Durham has hit the zero trifecta: The Durham Police Department, for apparently fouling up its procedures in the lacrosse case, which prompted an independent investigation; the Durham City Council, for temporarily halting the work of the committee to investigate the DPD on the advice of the city's insurance carrier; and the carrier, the Insurance Company of the State of Pennsylvania, which says the city's investigation could fuel the players' pending civil lawsuits.
One likely casualty of this snafu is the truth. City spokeswoman Beverly Thompson says the council won't know until a Sept. 6 closed session with city attorneys whether to restart the investigation, nor when the decision will be discussed publicly.
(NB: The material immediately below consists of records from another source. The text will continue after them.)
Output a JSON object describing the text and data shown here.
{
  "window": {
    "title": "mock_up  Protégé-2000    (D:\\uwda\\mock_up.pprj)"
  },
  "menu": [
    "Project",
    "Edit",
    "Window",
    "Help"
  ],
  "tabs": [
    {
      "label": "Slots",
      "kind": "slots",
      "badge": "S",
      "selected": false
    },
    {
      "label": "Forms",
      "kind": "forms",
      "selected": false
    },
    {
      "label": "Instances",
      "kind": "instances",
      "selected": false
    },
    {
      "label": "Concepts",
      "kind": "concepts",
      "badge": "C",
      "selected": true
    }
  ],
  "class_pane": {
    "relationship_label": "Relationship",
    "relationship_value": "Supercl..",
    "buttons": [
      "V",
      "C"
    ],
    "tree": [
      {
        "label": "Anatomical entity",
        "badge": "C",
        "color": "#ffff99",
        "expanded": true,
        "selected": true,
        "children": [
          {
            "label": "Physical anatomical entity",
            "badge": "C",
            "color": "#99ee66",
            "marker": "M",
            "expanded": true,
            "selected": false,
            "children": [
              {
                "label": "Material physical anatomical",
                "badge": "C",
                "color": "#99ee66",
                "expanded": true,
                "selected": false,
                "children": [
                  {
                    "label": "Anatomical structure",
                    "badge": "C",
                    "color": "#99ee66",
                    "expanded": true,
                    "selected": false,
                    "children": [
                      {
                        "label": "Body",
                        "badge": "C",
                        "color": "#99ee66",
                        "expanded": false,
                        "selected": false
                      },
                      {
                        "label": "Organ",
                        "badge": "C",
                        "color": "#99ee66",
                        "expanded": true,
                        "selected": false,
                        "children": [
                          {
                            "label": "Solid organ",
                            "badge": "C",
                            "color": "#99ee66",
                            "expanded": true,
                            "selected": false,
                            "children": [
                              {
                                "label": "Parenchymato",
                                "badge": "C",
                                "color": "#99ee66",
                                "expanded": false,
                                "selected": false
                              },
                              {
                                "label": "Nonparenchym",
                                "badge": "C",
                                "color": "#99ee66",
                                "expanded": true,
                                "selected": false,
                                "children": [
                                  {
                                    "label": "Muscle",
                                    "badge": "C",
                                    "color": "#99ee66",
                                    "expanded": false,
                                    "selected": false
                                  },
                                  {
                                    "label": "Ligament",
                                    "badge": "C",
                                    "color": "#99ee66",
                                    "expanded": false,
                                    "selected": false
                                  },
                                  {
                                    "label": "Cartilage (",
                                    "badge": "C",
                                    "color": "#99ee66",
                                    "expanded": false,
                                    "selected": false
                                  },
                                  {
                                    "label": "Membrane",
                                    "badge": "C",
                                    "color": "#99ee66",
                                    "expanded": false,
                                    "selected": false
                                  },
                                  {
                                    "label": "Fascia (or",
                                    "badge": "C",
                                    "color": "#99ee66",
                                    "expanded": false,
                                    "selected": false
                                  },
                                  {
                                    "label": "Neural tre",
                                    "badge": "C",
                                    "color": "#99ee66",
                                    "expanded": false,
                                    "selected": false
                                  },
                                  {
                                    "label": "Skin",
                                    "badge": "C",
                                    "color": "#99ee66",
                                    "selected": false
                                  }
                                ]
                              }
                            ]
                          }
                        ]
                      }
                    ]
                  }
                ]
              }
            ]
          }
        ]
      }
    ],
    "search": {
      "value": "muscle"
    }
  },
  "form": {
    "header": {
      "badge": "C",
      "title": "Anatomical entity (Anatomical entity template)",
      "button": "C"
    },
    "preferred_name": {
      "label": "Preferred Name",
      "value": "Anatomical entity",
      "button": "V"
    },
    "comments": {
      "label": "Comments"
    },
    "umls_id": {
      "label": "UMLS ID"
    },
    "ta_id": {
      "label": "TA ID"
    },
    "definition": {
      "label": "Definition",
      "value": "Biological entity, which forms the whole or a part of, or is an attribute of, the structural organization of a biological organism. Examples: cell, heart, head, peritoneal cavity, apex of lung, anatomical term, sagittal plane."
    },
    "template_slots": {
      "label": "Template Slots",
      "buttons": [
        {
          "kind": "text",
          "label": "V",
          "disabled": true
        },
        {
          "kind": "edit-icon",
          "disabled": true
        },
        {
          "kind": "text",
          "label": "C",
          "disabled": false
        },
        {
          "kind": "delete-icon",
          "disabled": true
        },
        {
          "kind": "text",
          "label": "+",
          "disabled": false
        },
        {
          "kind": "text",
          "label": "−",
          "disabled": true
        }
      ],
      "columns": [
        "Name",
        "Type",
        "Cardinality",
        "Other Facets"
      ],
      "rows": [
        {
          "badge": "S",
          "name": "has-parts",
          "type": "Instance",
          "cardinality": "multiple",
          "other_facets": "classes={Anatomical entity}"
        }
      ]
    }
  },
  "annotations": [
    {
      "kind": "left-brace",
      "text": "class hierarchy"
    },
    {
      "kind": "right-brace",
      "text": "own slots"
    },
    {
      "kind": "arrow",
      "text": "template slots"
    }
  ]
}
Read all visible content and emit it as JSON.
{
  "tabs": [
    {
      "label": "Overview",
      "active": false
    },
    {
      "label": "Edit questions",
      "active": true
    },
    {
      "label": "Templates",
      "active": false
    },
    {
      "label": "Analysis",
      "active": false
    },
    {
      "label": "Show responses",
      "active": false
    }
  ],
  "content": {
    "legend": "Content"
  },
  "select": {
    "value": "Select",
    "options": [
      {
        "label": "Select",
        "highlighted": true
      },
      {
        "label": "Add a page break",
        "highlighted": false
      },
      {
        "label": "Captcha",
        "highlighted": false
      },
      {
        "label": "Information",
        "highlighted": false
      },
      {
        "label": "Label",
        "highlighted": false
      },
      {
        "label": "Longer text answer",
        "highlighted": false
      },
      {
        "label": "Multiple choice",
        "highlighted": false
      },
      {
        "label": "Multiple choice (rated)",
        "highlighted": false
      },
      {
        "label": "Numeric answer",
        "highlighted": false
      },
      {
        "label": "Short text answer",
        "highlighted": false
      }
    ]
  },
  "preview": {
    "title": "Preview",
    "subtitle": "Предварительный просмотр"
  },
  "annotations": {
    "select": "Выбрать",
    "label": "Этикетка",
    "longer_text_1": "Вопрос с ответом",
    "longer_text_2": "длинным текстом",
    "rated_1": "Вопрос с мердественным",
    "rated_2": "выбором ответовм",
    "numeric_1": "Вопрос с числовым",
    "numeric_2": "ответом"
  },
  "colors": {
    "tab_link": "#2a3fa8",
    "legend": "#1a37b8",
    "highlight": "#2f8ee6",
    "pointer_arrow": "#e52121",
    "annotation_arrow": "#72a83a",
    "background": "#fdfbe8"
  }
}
And if council opts to disband the committee, it's uncertain if any city office could independently investigate the case. "There's no way to predict that," Thompson said. "It's the council's committee; it depends on what they decide to do."
El Salvador, Honduras, Thailand, Vietnam, China and India. The Durham Bulls baseball club has ties to these far-flung locales, but not through its players' roster. Most of the Triple A team's T-shirts, sweatshirts, jerseys and caps are manufactured in these countries, all of which have deplorable labor and human rights records. According to Bulls spokesman Matt DeMargel, the team can sell goods only from vendors licensed by Major League Baseball. MLB didn't have an answer by deadline, but if it doesn't require its vendors to hire non-sweatshop labor, it should. Better yet, MLB could hire a third party to monitor the factories' compliance with international human rights laws. Fortunately, if you buy Team USA gear in the Bulls shop, it's made in America.
Speaking of Major League Baseball, the season is in full swing, but fans in the Triangle have been unable to watch many televised games because of Time Warner Cable. The company has reached a stalemate with the Mid-Atlantic Sports Network, a Maryland-based regional network that carries Baltimore Orioles and Washington Nationals games, as well as hundreds of NCAA football and basketball contests. TWC won't allow Mid-Atlantic on its expanded basic service tier (approximately 75 channels, including five sports channels), instead insisting on slotting the network in its more expensive digital tier (an additional 60 channels). Mid-Atlantic owner Todd Webster says that essentially makes his network unavailable to hundreds of thousands of North Carolina viewers, and he has rallied would-be viewers to protest. The N.C. Attorney General's Office of Consumer Protection has received more than 200 complaints against TWC. Even Raleigh Mayor Charles Meeker has written a letter to the company. Meanwhile, the state's DirecTV and Dish subscribers can see Mid-Atlantic's games as part of their basic service plan. TWC should stop the strong-arm tactics and play ball.